Whenever an IT project manager or ERP implementation provider decides to act alone, you’re almost guaranteed the project plan should go directly to the shredder. Technology is such a critical component of an organization’s success these days. Major IT decisions that impact the entire enterprise should involve all of the C-level executives.
3. Make sure your vendor can earn your trust – An ERP implementation provider worth investing in will staff experts that can work with customers and have the skills and authority to act in the best interests of the client every step along the way of the implementation. If the person assigned to your implementation is always second guessing what needs to be done and delaying the project to get permission from his or her boss, you’re probably right to dismiss their “valuable” advice.
4. Ask your ERP implementation services providers to be clear with the project budget – Before you accept any proposal or sign a contract, ask your vendor or consultant to detail how and where the budget will be allocated.
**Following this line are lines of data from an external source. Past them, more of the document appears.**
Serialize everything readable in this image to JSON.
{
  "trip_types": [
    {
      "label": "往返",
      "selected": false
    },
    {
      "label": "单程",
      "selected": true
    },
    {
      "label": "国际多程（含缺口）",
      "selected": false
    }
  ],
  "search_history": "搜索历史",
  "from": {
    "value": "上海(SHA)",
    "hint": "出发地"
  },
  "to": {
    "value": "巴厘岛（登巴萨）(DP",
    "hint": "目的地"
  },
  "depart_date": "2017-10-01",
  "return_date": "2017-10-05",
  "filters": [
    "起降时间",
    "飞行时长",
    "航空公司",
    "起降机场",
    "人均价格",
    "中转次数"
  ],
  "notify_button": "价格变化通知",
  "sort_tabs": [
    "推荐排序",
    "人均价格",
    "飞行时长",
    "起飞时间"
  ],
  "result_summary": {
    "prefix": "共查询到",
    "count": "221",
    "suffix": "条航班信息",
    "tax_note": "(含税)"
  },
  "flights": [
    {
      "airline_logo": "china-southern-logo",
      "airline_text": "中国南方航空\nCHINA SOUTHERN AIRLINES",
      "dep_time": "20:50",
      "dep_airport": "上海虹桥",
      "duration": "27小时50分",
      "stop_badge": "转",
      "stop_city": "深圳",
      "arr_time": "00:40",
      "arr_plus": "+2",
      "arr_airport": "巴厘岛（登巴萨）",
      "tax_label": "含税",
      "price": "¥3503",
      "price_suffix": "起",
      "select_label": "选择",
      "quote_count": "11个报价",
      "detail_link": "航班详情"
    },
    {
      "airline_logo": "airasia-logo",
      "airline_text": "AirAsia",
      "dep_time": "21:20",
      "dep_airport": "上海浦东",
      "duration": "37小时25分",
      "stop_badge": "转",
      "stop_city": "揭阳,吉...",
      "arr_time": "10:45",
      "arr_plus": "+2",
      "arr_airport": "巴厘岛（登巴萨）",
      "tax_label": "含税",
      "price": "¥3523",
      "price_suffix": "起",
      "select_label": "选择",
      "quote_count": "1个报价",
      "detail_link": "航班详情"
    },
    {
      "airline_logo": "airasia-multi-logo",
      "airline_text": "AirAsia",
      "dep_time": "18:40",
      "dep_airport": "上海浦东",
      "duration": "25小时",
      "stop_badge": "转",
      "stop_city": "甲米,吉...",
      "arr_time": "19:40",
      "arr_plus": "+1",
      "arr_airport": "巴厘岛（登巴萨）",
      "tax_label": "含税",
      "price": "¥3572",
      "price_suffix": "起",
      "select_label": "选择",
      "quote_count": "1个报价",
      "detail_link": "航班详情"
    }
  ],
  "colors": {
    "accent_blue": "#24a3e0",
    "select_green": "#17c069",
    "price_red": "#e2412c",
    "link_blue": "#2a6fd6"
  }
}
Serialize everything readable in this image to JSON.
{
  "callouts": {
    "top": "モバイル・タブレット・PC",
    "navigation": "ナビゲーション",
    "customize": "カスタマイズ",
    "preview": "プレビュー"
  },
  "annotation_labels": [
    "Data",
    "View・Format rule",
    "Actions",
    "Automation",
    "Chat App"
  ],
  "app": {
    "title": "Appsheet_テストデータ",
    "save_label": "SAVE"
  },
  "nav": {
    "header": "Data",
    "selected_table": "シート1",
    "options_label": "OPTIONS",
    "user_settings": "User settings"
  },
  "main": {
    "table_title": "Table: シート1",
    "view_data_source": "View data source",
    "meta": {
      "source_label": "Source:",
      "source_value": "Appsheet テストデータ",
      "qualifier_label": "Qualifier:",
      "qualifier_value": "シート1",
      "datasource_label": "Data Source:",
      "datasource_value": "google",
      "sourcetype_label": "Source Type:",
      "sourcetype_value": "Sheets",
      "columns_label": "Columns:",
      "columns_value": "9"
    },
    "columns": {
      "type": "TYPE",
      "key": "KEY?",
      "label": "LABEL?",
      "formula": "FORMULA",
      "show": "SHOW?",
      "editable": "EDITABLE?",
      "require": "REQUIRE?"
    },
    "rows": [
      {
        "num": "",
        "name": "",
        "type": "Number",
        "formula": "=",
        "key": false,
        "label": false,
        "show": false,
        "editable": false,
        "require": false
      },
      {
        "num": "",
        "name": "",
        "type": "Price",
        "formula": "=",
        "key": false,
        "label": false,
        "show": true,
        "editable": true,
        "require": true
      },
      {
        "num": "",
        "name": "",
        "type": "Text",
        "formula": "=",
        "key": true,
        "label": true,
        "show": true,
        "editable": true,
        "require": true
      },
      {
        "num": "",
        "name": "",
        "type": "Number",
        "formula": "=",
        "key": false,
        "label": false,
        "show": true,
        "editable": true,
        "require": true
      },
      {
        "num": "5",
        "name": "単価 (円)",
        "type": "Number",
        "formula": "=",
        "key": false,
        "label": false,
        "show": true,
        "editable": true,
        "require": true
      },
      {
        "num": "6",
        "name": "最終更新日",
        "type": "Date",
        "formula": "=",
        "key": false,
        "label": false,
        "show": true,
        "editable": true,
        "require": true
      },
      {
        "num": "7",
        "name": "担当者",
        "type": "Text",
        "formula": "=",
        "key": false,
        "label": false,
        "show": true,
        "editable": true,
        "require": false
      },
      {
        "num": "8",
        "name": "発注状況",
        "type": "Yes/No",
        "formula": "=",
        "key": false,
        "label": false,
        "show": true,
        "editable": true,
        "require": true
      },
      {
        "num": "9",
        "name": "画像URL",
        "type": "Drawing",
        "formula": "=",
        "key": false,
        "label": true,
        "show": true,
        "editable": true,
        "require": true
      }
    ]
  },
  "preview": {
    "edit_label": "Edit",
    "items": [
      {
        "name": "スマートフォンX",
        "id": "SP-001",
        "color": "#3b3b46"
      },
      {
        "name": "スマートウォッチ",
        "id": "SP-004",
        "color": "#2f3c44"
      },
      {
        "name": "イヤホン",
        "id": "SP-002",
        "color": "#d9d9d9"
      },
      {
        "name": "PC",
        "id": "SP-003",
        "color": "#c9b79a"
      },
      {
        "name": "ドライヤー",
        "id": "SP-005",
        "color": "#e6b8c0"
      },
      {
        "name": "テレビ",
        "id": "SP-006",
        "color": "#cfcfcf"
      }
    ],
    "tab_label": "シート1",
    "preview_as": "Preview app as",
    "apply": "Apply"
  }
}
When reviewing the proposed budget, be clear about your expectations and make sure the number you’re given will fully cover the proposed scope of work. While you may be tempted to accept a low-ball number with the hopes that you’re getting a bargain, not planning a budget correctly will actually turn out to be more expensive in the long run.
Nailing down the details is a task worth its weight in gold when it comes to major IT projects. Follow these four important tips to create a detailed project scope that will keep your ERP implementation on track and on budget.